Esposito Rosario, Mensitieri Giuseppe, Zhou You-Liang, Lu Zhong-Yuan, Zhao Ying, Kawakatsu Toshihiro, Milano Giuseppe
Department of Chemical, Materials and Production Engineering, University of Naples Federico II, Napoli, Italy.
State Key Laboratory of Supramolecular Structure and Materials, College of Chemistry, Jilin University, Changchun, China.
J Comput Chem. 2025 May 15;46(13):e70126. doi: 10.1002/jcc.70126.
A parallelization strategy for hybrid particle-field molecular dynamics (hPF-MD) simulations on multi-node multi-GPU architectures is proposed. Two design principles have been followed to achieve a massively parallel version of the OCCAM code for distributed GPU computing: performing all the computations only on GPUs, minimizing data exchange between CPU and GPUs, and among GPUs. The hPF-MD scheme is particularly suitable to develop a GPU-resident and low data exchange code. Comparison of performances obtained using the previous multi-CPU code with the proposed multi-node multi-GPU version are reported. Several non-trivial issues to enable applications for systems of considerable sizes, including large input files handling and memory occupation, have been addressed. Large-scale benchmarks of hPF-MD simulations for system sizes up to 10 billion particles are presented. Performances obtained using a moderate quantity of computational resources highlight the feasibility of hPF-MD simulations in systematic studies of large-scale multibillion particle systems. This opens the possibility to perform systematic/routine studies and to reveal new molecular insights for problems on scales previously inaccessible to molecular simulations.
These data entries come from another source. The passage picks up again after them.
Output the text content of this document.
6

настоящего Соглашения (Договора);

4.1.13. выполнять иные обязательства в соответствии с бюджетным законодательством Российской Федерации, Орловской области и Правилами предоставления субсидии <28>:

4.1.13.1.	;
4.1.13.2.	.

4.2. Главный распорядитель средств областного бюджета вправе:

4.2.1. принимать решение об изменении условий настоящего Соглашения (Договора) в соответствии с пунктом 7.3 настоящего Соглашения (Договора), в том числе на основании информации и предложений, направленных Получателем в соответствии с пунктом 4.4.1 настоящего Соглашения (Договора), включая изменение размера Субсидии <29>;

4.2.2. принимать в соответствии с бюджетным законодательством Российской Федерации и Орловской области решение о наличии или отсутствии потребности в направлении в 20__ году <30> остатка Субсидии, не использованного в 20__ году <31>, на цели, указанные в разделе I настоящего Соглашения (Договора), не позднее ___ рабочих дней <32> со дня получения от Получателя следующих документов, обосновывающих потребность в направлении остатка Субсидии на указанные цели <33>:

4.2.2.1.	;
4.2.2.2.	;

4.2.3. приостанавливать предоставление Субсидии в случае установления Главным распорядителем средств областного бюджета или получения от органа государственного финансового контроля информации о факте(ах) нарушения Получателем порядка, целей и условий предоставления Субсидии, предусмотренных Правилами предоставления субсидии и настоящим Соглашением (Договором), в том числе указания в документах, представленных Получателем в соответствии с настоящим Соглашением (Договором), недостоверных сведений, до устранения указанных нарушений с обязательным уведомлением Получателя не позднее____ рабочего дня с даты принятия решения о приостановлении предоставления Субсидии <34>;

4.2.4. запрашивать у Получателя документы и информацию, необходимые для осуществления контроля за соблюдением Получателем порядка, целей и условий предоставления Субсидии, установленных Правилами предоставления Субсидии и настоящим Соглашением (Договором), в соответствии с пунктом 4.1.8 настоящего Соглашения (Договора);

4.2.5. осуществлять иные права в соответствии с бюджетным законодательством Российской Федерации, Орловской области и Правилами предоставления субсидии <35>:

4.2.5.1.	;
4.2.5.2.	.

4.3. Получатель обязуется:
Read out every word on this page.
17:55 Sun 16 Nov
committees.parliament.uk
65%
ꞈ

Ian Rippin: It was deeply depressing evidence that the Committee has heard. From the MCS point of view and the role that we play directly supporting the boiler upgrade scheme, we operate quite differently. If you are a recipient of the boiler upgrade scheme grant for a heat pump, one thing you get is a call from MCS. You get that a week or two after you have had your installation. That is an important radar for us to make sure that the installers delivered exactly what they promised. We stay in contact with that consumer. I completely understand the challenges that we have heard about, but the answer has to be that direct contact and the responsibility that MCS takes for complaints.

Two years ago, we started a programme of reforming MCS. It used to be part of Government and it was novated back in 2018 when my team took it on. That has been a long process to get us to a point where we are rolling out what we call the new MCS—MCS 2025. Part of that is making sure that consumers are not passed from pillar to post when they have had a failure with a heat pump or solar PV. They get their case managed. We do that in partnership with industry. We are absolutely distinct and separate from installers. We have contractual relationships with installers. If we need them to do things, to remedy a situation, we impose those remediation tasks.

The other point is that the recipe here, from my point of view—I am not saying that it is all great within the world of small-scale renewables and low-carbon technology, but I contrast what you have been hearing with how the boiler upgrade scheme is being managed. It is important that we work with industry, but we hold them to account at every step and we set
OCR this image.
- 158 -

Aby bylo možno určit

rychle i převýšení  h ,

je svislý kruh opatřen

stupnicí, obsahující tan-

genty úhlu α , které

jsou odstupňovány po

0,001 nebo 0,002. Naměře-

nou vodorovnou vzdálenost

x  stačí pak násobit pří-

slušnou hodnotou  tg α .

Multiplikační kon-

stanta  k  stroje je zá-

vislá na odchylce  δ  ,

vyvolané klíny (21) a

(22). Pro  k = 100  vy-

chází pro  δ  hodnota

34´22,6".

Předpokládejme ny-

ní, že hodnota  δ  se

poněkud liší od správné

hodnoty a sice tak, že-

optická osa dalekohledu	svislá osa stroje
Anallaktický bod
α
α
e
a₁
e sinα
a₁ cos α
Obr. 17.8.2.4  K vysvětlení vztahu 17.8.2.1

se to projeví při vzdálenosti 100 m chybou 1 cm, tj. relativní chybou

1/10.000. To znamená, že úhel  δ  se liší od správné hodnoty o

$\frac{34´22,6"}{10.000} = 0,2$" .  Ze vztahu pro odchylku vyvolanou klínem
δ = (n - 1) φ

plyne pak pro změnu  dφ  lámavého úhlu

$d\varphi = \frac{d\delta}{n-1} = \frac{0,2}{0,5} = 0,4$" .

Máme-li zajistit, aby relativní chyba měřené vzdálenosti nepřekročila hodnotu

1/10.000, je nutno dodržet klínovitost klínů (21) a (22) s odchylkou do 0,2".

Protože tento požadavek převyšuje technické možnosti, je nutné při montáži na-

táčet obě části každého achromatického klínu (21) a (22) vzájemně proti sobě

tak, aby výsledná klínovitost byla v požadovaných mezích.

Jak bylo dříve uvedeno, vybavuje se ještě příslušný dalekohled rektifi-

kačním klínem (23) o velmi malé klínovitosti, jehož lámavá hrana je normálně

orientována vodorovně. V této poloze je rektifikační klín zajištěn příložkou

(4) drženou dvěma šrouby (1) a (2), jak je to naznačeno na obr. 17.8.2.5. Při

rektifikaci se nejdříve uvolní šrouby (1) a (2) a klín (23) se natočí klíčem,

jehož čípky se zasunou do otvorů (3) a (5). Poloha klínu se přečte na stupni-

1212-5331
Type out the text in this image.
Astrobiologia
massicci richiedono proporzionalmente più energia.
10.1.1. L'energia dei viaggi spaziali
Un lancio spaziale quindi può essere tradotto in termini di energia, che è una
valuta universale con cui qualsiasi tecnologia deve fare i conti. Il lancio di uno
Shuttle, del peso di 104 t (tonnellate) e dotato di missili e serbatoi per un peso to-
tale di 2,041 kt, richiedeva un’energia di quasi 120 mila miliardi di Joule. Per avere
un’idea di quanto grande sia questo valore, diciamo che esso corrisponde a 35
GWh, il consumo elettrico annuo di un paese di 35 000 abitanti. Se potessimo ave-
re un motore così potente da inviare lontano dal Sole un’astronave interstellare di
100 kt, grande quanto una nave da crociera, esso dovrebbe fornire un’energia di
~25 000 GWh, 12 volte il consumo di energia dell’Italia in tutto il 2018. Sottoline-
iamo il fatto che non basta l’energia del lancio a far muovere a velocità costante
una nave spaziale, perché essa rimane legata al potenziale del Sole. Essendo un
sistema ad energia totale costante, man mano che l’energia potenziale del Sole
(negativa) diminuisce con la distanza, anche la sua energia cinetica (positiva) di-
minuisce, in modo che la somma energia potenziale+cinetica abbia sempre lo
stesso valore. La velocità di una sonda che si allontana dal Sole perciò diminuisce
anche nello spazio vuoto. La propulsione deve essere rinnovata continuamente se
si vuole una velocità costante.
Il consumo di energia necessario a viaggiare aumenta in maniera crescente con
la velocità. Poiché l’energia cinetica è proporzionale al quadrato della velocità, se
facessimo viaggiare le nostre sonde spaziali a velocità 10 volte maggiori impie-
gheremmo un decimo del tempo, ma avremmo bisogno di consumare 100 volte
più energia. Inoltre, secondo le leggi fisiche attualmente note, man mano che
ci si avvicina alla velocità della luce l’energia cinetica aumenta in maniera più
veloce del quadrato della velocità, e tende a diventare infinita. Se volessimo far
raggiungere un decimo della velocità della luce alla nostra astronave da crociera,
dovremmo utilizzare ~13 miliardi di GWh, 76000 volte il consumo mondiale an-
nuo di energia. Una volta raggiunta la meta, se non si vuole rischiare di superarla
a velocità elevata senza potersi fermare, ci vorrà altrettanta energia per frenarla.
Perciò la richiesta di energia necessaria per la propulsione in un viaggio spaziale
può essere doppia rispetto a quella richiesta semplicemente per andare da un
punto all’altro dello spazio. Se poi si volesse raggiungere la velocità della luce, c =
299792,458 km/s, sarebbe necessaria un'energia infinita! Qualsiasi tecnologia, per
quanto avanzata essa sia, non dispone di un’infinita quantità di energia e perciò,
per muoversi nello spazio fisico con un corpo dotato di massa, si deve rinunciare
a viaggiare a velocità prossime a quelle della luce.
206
提出了一种在多节点多GPU架构上进行混合粒子-场分子动力学(hPF-MD)模拟的并行化策略。遵循了两条设计原则来实现用于分布式GPU计算的OCCAM代码的大规模并行版本:仅在GPU上执行所有计算,尽量减少CPU与GPU之间以及GPU之间的数据交换。hPF-MD方案特别适合开发驻留在GPU且数据交换量低的代码。报告了使用先前的多CPU代码与所提出的多节点多GPU版本所获得的性能比较。已经解决了几个使相当大规模的系统能够应用的重要问题,包括大输入文件处理和内存占用。给出了系统规模高达100亿个粒子的hPF-MD模拟的大规模基准测试。使用适量计算资源获得的性能突出了hPF-MD模拟在大规模数十亿粒子系统的系统研究中的可行性。这为进行系统/常规研究以及揭示分子模拟以前无法触及的尺度上的问题的新分子见解开辟了可能性。